Directed by: Leslye Davis and Catrin Einhorn
Premise: A documentary film about the Eisch family. Brian Eisch, a single father and a soldier in the United States Army, deploys to Afghanistan in 2010 and is discharged after a serious injury. He returns home and the filmmakers follow his family over the next decade.
What Works: Father Soldier Son is an ambitious documentary. It covers nearly a decade of material, documenting this military family as they cope with injury and loss and their children pass through adolescence. This is an impressive piece of editing; the picture was shot over a long period of time but the footage has been assembled into a lean 100 minutes and the filmmakers select moments that set up and pay off the story’s themes. The Eisch family are good documentary subjects. They don’t appear to play to the cameras and their testimonials come across honest without being unnecessarily dramatic. Father Soldier Son primarily centers upon Brian Eisch, the father of the family who incurred a crippling leg injury while deployed to Afghanistan. Eisch is dedicated to his family but also to his job and the filmmakers capture Eisch’s struggle to redefine his identity after he is discharged from the military. About halfway through the documentary, the narrative pivots to focus on Isaac, the family’s eldest son, as he approaches manhood and weighs his post-high school options. Taken together, Father Soldier Son is a vivid portrait of masculinity in American culture. The film makes evident the values and expectations that Eisch passes onto his sons and how those ideas influence the choices and possibilities of his son’s life. The military has an important place in this portrait of masculinity; it is part of this family’s tradition and militaristic values and mentalities are inextricable from them. That makes Father Soldier Son a fascinating portrait of the way a militarized culture perpetuates itself.
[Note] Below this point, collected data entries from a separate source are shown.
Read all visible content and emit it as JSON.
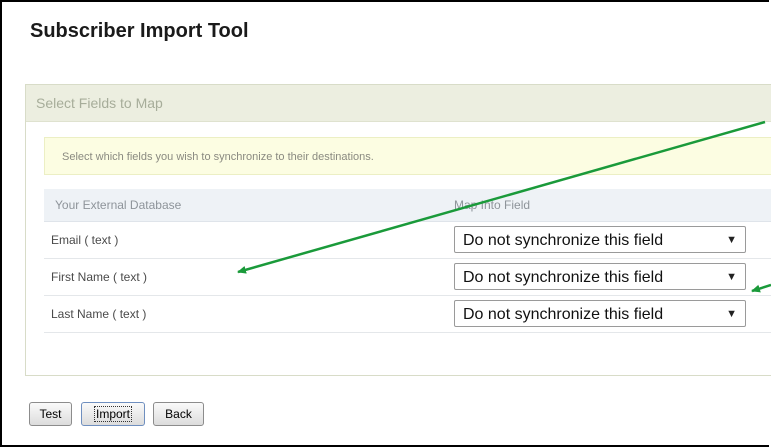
{
  "page": {
    "title": "Subscriber Import Tool"
  },
  "panel": {
    "header": "Select Fields to Map",
    "notice": "Select which fields you wish to synchronize to their destinations."
  },
  "table": {
    "columns": [
      "Your External Database",
      "Map Into Field"
    ],
    "rows": [
      {
        "field": "Email ( text )",
        "mapping": "Do not synchronize this field"
      },
      {
        "field": "First Name ( text )",
        "mapping": "Do not synchronize this field"
      },
      {
        "field": "Last Name ( text )",
        "mapping": "Do not synchronize this field"
      }
    ]
  },
  "buttons": {
    "test": "Test",
    "import": "Import",
    "back": "Back"
  },
  "icons": {
    "dropdown": "chevron-down-icon",
    "annotation": "arrow-icon"
  },
  "colors": {
    "annotation_arrow": "#1a9a3a",
    "panel_header_bg": "#eceee0",
    "notice_bg": "#fcfde2"
  }
}
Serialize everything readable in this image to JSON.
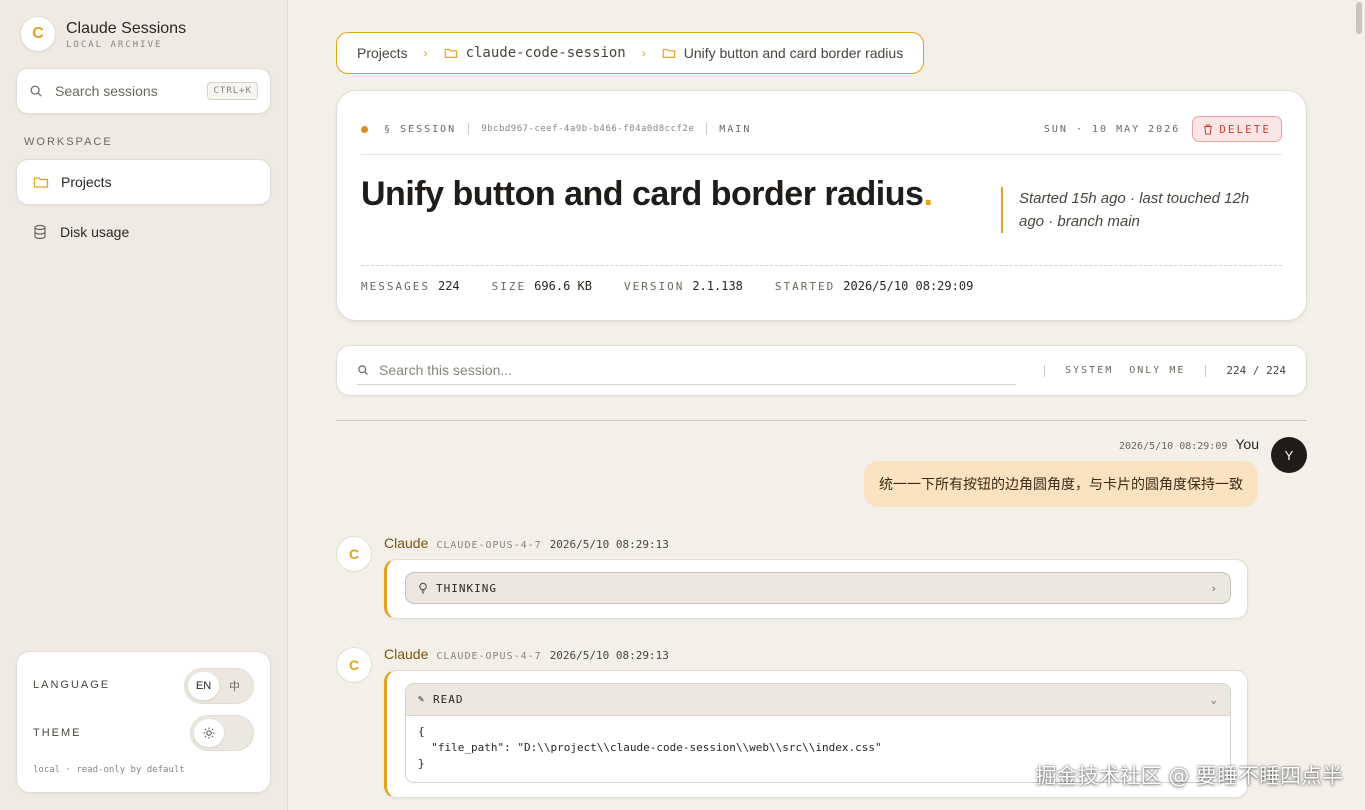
{
  "brand": {
    "title": "Claude Sessions",
    "subtitle": "LOCAL ARCHIVE",
    "logo": "C"
  },
  "sidebar": {
    "search_placeholder": "Search sessions",
    "search_shortcut": "CTRL+K",
    "section_label": "WORKSPACE",
    "items": [
      {
        "label": "Projects",
        "icon": "folder-icon",
        "active": true
      },
      {
        "label": "Disk usage",
        "icon": "database-icon",
        "active": false
      }
    ],
    "settings": {
      "language_label": "LANGUAGE",
      "lang_options": [
        "EN",
        "中"
      ],
      "theme_label": "THEME",
      "footer": "local · read-only by default"
    }
  },
  "breadcrumb": {
    "root": "Projects",
    "project": "claude-code-session",
    "session": "Unify button and card border radius"
  },
  "session": {
    "badge": "§ SESSION",
    "id": "9bcbd967-ceef-4a9b-b466-f04a0d8ccf2e",
    "branch": "MAIN",
    "date": "SUN · 10 MAY 2026",
    "delete_label": "DELETE",
    "title": "Unify button and card border radius",
    "title_accent": ".",
    "aside": "Started 15h ago · last touched 12h ago · branch main",
    "stats": [
      {
        "key": "MESSAGES",
        "value": "224"
      },
      {
        "key": "SIZE",
        "value": "696.6 KB"
      },
      {
        "key": "VERSION",
        "value": "2.1.138"
      },
      {
        "key": "STARTED",
        "value": "2026/5/10 08:29:09"
      }
    ]
  },
  "session_search": {
    "placeholder": "Search this session...",
    "filter_system": "SYSTEM",
    "filter_only_me": "ONLY ME",
    "count": "224 / 224"
  },
  "messages": [
    {
      "role": "user",
      "name": "You",
      "avatar": "Y",
      "timestamp": "2026/5/10 08:29:09",
      "text": "统一一下所有按钮的边角圆角度，与卡片的圆角度保持一致"
    },
    {
      "role": "assistant",
      "name": "Claude",
      "model": "CLAUDE-OPUS-4-7",
      "timestamp": "2026/5/10 08:29:13",
      "block_label": "THINKING"
    },
    {
      "role": "assistant",
      "name": "Claude",
      "model": "CLAUDE-OPUS-4-7",
      "timestamp": "2026/5/10 08:29:13",
      "block_label": "READ",
      "body": "{\n  \"file_path\": \"D:\\\\project\\\\claude-code-session\\\\web\\\\src\\\\index.css\"\n}"
    }
  ],
  "watermark": "掘金技术社区 @ 要睡不睡四点半",
  "colors": {
    "accent": "#e0a21f",
    "danger": "#c9443e",
    "user_bubble": "#fbe3c2",
    "background": "#f3f0ea"
  }
}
What Doesn’t: Father Soldier Son concludes in 2019 after one of Eisch’s sons has joined the military. The story feels a bit incomplete. The narrative is bookended with military service, beginning with the father’s deployment to Afghanistan and ending with the son’s enlistment, but Father Soldier Son feels as though it ends prematurely. The son admits to experiencing anxiety and depression but we never find out much more about that or whether he is going to Afghanistan. What this documentary presents is interesting and moving but the picture feels as though it gets out of its subject’s lives just before something significant is about to happen.
DVD extras: Currently available on Netflix.
Bottom Line: Father Soldier Son tells a expansive family story in perspicuous fashion. It assembles a decade worth of material into a single story while also allowing for moments of depth and reflection. Father Soldier Son warrants a follow up documentary that portrays the next generation of the Eisch family.